Ach! Vae mihi! I was commissioned to construct a paper model of G. gallus catalase last year q3 and forgot about working on it until now! It is time to launch the almighty UGene with the alignment between the PDB of the cow catalase and the sequence (i.e. non-graphical) of the chicken catalase.
A brief look at the PDB entries reveals that the vertebrate with the most entries is the cow, B. taurus. There are some human models as well, but the ones available are erythrocyte catalase while the cow models are liver catalases, just like the ones used during the first laboratory assignment in AP Biology.
[If only Chimera was a bit more stable and had a better alignment interface. Ah well, UGene has a perfectly good one. Also, keep in mind the fact that I am using only B. taurus and G. gallus and H. sapiens sequences when I say anything is conserved.]
The initial 41 or so residues seem a bit less conserved. 1TGU reflects this with a somewhat chaotic arrangement with an unusual amount of coil. This is just sequence A, so it may be incorrect. Enabling sequence D and taking a cursory look at only the ribbons (without atoms), reveals that the initial helix is probably necessary for proper assembly of the enzyme. The loosest interval at the moment (to be verified against conservation later) seems to be (16,22), although 16 and 17 would have to have fairly high helix propensities. What I previously thought was a practically non-essential coil seems to be the place where chain C binds to chain A, and hydrogen bond inference indicated that the two chains were bound relatively tightly through the interval (24,38). Perhaps, this simply indicates that the choice of amino acids for this component is less strict and easily adaptable. I doubt the heme-binding sites will be as loose.
Next, I compare the results to the alignments. I thought I must have deleted something, because the initial alanine in the PDB as seen in Chimera sequence viewer was absent. It probably matters less, because the residue itself is not visible.

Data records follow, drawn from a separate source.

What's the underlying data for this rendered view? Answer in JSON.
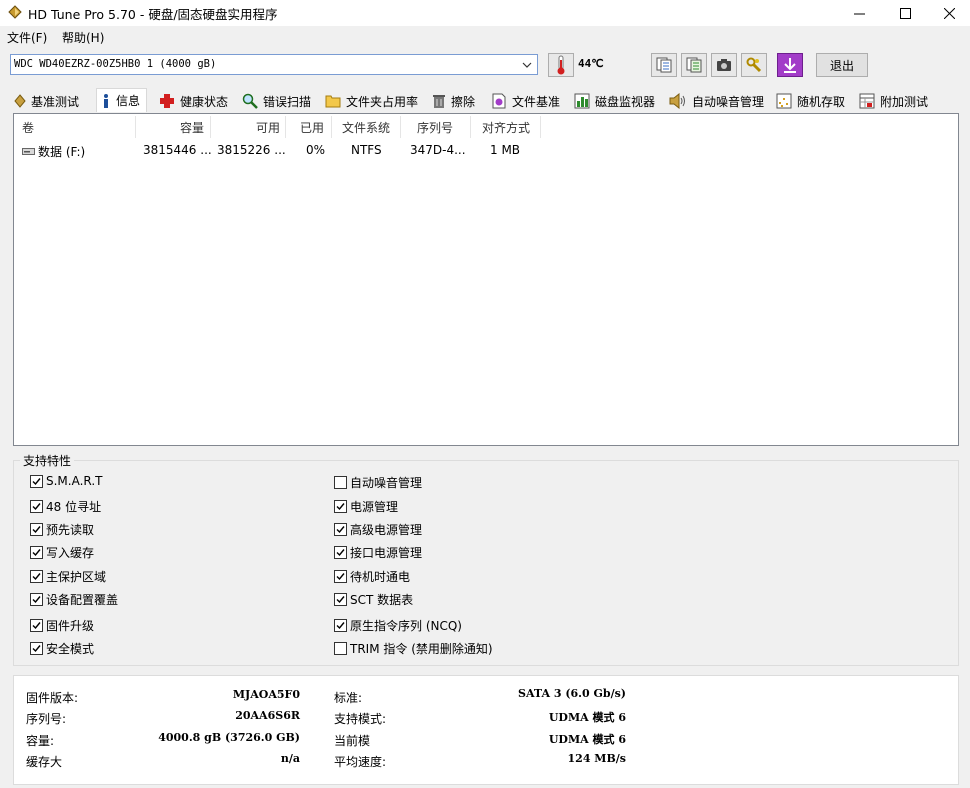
{
  "window": {
    "title": "HD Tune Pro 5.70 - 硬盘/固态硬盘实用程序"
  },
  "menu": {
    "file": "文件(F)",
    "help": "帮助(H)"
  },
  "toolbar": {
    "drive": "WDC WD40EZRZ-00Z5HB0  1 (4000 gB)",
    "temperature": "44℃",
    "exit_label": "退出"
  },
  "tabs": [
    "基准测试",
    "信息",
    "健康状态",
    "错误扫描",
    "文件夹占用率",
    "擦除",
    "文件基准",
    "磁盘监视器",
    "自动噪音管理",
    "随机存取",
    "附加测试"
  ],
  "volumes": {
    "headers": [
      "卷",
      "容量",
      "可用",
      "已用",
      "文件系统",
      "序列号",
      "对齐方式"
    ],
    "rows": [
      {
        "volume": "数据 (F:)",
        "capacity": "3815446 ...",
        "available": "3815226 ...",
        "used": "0%",
        "fs": "NTFS",
        "serial": "347D-4...",
        "align": "1 MB"
      }
    ]
  },
  "features": {
    "title": "支持特性",
    "left": [
      {
        "label": "S.M.A.R.T",
        "checked": true
      },
      {
        "label": "48 位寻址",
        "checked": true
      },
      {
        "label": "预先读取",
        "checked": true
      },
      {
        "label": "写入缓存",
        "checked": true
      },
      {
        "label": "主保护区域",
        "checked": true
      },
      {
        "label": "设备配置覆盖",
        "checked": true
      },
      {
        "label": "固件升级",
        "checked": true
      },
      {
        "label": "安全模式",
        "checked": true
      }
    ],
    "right": [
      {
        "label": "自动噪音管理",
        "checked": false
      },
      {
        "label": "电源管理",
        "checked": true
      },
      {
        "label": "高级电源管理",
        "checked": true
      },
      {
        "label": "接口电源管理",
        "checked": true
      },
      {
        "label": "待机时通电",
        "checked": true
      },
      {
        "label": "SCT 数据表",
        "checked": true
      },
      {
        "label": "原生指令序列 (NCQ)",
        "checked": true
      },
      {
        "label": "TRIM 指令 (禁用删除通知)",
        "checked": false
      }
    ]
  },
  "info": {
    "firmware_label": "固件版本:",
    "firmware": "MJAOA5F0",
    "serial_label": "序列号:",
    "serial": "20AA6S6R",
    "capacity_label": "容量:",
    "capacity": "4000.8 gB (3726.0 GB)",
    "cache_label": "缓存大",
    "cache": "n/a",
    "standard_label": "标准:",
    "standard": "SATA 3 (6.0 Gb/s)",
    "supported_label": "支持模式:",
    "supported": "UDMA 模式 6",
    "current_label": "当前模",
    "current": "UDMA 模式 6",
    "speed_label": "平均速度:",
    "speed": "124 MB/s"
  }
}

In any case, the crazy mix of colors that provided the bases [sic, pun not intended] for the conjecture above stops as early as about 21 (by now shifted to match the Chimera sequence numerically). In addition, the relatively conserved initial sequence seems to terminate at 14, which is quite close to 16 and probably explains the necessity of that particular sequence. For this purpose, similar amino acids were also considered, i.e. d-e, n-q, g-a, and the others. I see few differences until 40, in which there is serine (hydrophilic) in B. taurus but isoleucine and valine in the chicken and human catalases respectively. I will note this oddity when I reach the 156th residue. Perhaps, the serine is only a, “spacer,” of sorts.
Euh, 156 is aspartate in the chicken, cow, and human sequences. This will be a good excuse to take a break from dull, “high,” school for a nice 0240 of Berg, Tymoczko, and Stryer.
The next major difference seems to occur at 290, with isoleucine, arginine, and threonine for the cow, chicken, and human sequences respectively. Most coincidentally, it is on the outer surface of the protein and selecting everything within a nanometer yields only the sequences from and to the rest of the protein. In this case anything without too much reactivity should work. Replacing this residue with histidine would make an interesting study.
The next irregularity is the presence of an extra sequence TK prior to the TK found in the mammals of the group, yielding a sequence of TKTK on the interval (299,302) relative to the corrected G. gallus sequence. Mammalian TK is located next to the barrel. I will have to make sure this is not a human or computer error later. Burying a duplicate inside an already-tight location seems more than a little harmful.
Following that, there is a rather sudden appearance of less conserved residues (411,426). It seems to be another one of the surface regions because showing within a radius of 2 nm still provides the sequence clear access to the surface. My random conjecture is that it forms a hinge of some kind, but it is probably wrong because of its placement.
With that, the initial examination of catalase is finished. Tomorrow (or rather, later today), I will be preparing a general view of the critical components and focus on the most conserved intervals, because those are the most likely, “moving parts.”
Many thanks to another member (A real-life doctor with similar interests and models of proteins!) who revived my interest in this specific component of biochemistry. Sic tyrannidem nvmerorvm terminatvr.